USA Today education reporter Greg Toppo recently hit the reportorial nail on the head with his take on education research. After attending the oh-so-enlightening American Educational Research Association's (AERA) annual conference this month, Toppo rightfully questioned the usefulness of much of the research that was presented.
Toppo snagged skeptical quotes from Rick Hess and Grover Whitehurst, but of course, balanced it all out with an interview with AERA President William Tate, who vigorously defended the status quo. Tate asserted that a dubious clunker from Teachers College on reducing graduation rates "should be in the hands 'of every superintendent in America.'"
Hess, who has taken to hanging out at the hotel bar during the AERA convention rather than subjecting himself to any actual sessions, offers a good rundown of some typically politicized and/or navel-gazing education research from AERA's 2007 annual conference here. By only looking at one day's worth of papers, though, Hess failed to mention important work like "Teaching Graduate Students to Become Effective Proteges." In most academic fields, this paper's topic would be the subject of professors' water-cooler talk while taking a break from doing their real research--but in education it is the research! Or, take for example the forward-thinking symposium on "21st-century literacy," including "Defining Online Reading Comprehension: Using Think Aloud Verbal Protocols to Refine a Preliminary Model of Internet Reading Comprehension Process." For the ultimate in trendy research, however, we have no choice but to nominate "Is That a Wedding Ring? A Look at the Panopticons of Identity Politics Lived by Closeted Gay School Administrators Serving Homophobic Communities."
A few notches above the standard AERA fare stands a paper delivered by the ever-insightful education economist, Dan Goldhaber. He provides fresh evidence on the relationship between states' licensing tests and teacher effectiveness. For reasons that don't speak well of either states or their testing contractors, neither party has shown much interest in learning if licensing tests and the highly variant, minimum passing scores (set by individual states) serve as an appropriate obstacle into the profession. Goldhaber mines a North Carolina value-added dataset of elementary teachers from a 10-year period. What he brings new to this issue is controlling for the nonrandom assignment of teachers to classrooms. Researchers have never been quite sure if teacher test scores do matter--as less sophisticated studies have shown--or if the differences are simply reflecting the fact that higher scoring teachers tend to be assigned to higher performing classrooms.
In accounting for "non-randomness", Goldhaber finds that, indeed, teacher tests do predict teacher effectiveness. Test score differences are about as important as the relatively powerful measure of teacher experience, those differences found between a novice teacher's effectiveness compared with the effectiveness of a teacher with a year or two of experience.
There are some twists on his findings, though. Goldhaber finds that another state (Connecticut) with higher minimum passing scores than North Carolina, doesn't gain any particular advantage from its relatively higher scores. In fact, the state is likely turning away teachers who would have been quite effective (termed "false negatives"). This finding will be music to the ears of states that are constantly reminded by groups such as ours that their passing scores are embarrassingly low.

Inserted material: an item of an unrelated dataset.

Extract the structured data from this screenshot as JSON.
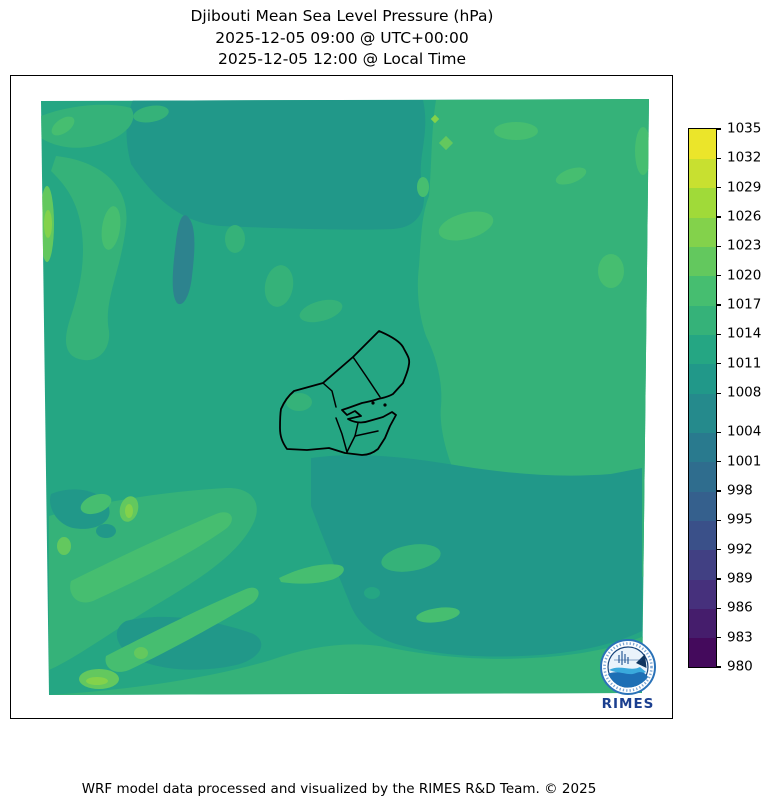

Further, not all tests are created equal, with some proving to be better predictors of performance than others. One test, entitled the Praxis II Curriculum test, correlated quite nicely with teacher performance. That test requires teachers to solve instructional problems set in the context of the four primary subject areas encountered in the elementary classroom. The other test, the Praxis II Content Area Exercises, , showed little to no correlation. That test requires teachers to discuss an instructional approach, develop an instructional goal or solve an instructional problem.
Now a sidebar note from research contained in our soon-to-be-released State Teacher Policy Yearbook. There's a widely held perception that states put a lot of stock in their licensing tests. While tests are most certainly more important now than they were 30 years ago, it's nonetheless an area in which states are willing to show their largesse. The same states that would never consider granting a waiver for a course such as Foundations in Education will offer a host of regulatory loopholes exempting teachers from having to take their tests. For example, if a teacher has a major in the subject, many states have a policy that says that no subject area test is needed. What about a teacher who has a few years of experience? No need for a test. It's one more piece of evidence showing that states continue to vigilantly protect the interests of higher education, while showing half-hearted interest in applying more meaningful measures of teacher quality.